We’ve been rather singularly focused on the United States presidential election over the past few weeks and for good reason. But there was another election taking place during the same time period over in Turkey. They elected new members of their Parliament in what was described as a “surprising” landslide victory for the AK Party (AKP) established by President Tayyip Erdogan. (In what may be the ultimate irony, AKP translate to English as the “Justice and Development Party.”) Fresh on the heels of that dubious victory, Erdogan began laying out his long range plans and they include demanding changes to the country’s constitution designed to give vastly greater power to the office of the president. (Reuters)

Flush with an election victory, Turkish President Tayyip Erdogan demanded constitutional change that he wants to gain sweeping powers, and vowed to “liquidate” Kurdish guerrillas in a defiant speech that gave no quarter to those hoping for conciliation.

Three days after the Islamist-rooted AK Party he founded won back the mandate to govern alone in a surprise landslide, Erdogan used Wednesday’s speech to make clear military action in the largely Kurdish southeast would not end any time soon.

The election victory also puts him closer to his dream of changing Turkey’s constitution to consolidate power in the hands of the presidency, a move his opponents fear would enable an already authoritarian leader to govern unchecked.

Turkey’s dominant political figure, Erdogan served as prime minister for more than a decade before being elected president last year.

Let’s get this out of the way right now. The polls in Turkey didn’t show anywhere near this much of a swing.

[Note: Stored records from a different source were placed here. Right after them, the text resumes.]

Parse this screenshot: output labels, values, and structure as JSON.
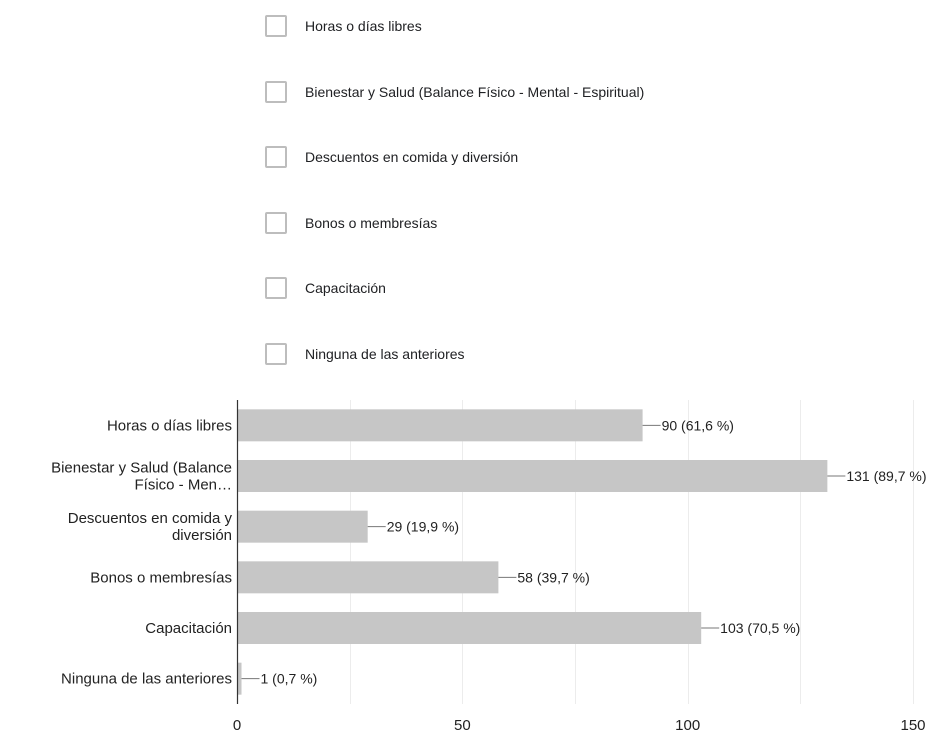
{
  "options": [
    {
      "label": "Horas o días libres"
    },
    {
      "label": "Bienestar y Salud (Balance Físico - Mental - Espiritual)"
    },
    {
      "label": "Descuentos en comida y diversión"
    },
    {
      "label": "Bonos o membresías"
    },
    {
      "label": "Capacitación"
    },
    {
      "label": "Ninguna de las anteriores"
    }
  ],
  "chart_data": {
    "type": "bar",
    "orientation": "horizontal",
    "categories": [
      [
        "Horas o días libres"
      ],
      [
        "Bienestar y Salud (Balance",
        "Físico - Men…"
      ],
      [
        "Descuentos en comida y",
        "diversión"
      ],
      [
        "Bonos o membresías"
      ],
      [
        "Capacitación"
      ],
      [
        "Ninguna de las anteriores"
      ]
    ],
    "values": [
      90,
      131,
      29,
      58,
      103,
      1
    ],
    "data_labels": [
      "90 (61,6 %)",
      "131 (89,7 %)",
      "29 (19,9 %)",
      "58 (39,7 %)",
      "103 (70,5 %)",
      "1 (0,7 %)"
    ],
    "xlim": [
      0,
      150
    ],
    "xticks": [
      0,
      50,
      100,
      150
    ],
    "grid": true,
    "bar_color": "#c6c6c6",
    "grid_color": "#ececec",
    "axis_color": "#333333",
    "text_color": "#222222"
  }
}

Their own political analysts and the few remaining journalists who aren’t locked up in one of Erdogan’s dungeons didn’t see the numbers coming out that way. We may have just experienced an upset in our own presidential race but it was nothing like what happened in Turkey. At this point, Erdogan has locked up so many public officials who aren’t fiercely and unquestioningly loyal to him that it would be patently ridiculous not to ask if this election wasn’t completely fraudulent.

Still, the AKP didn’t manage to sweep the entire chamber. They came up 13 short of the supermajority they would need in the 550 member Parliament to be able to automatically rewrite the Constitution. Somehow, however, I’m not seeing this as too much of a problem for Erdogan. Given his unhesitating propensity to lock up and/or eliminate anyone who disagrees with him, do you think he’ll have much trouble finding thirteen members who will find it in their own long term health interests to go along with his plans?

At this point the changes would probably be largely cosmetic because Erdogan has already seized most of the power he seeks in practice, if not under the rules of the road. Changing the Constitution would simply lend an air of legitimacy to what he’s already doing anyway. And I wouldn’t expect to see any term limits being included if he gets his way. When someone like Erdogan gets hold of power you’ll probably have to pry it from his cold, dead hands.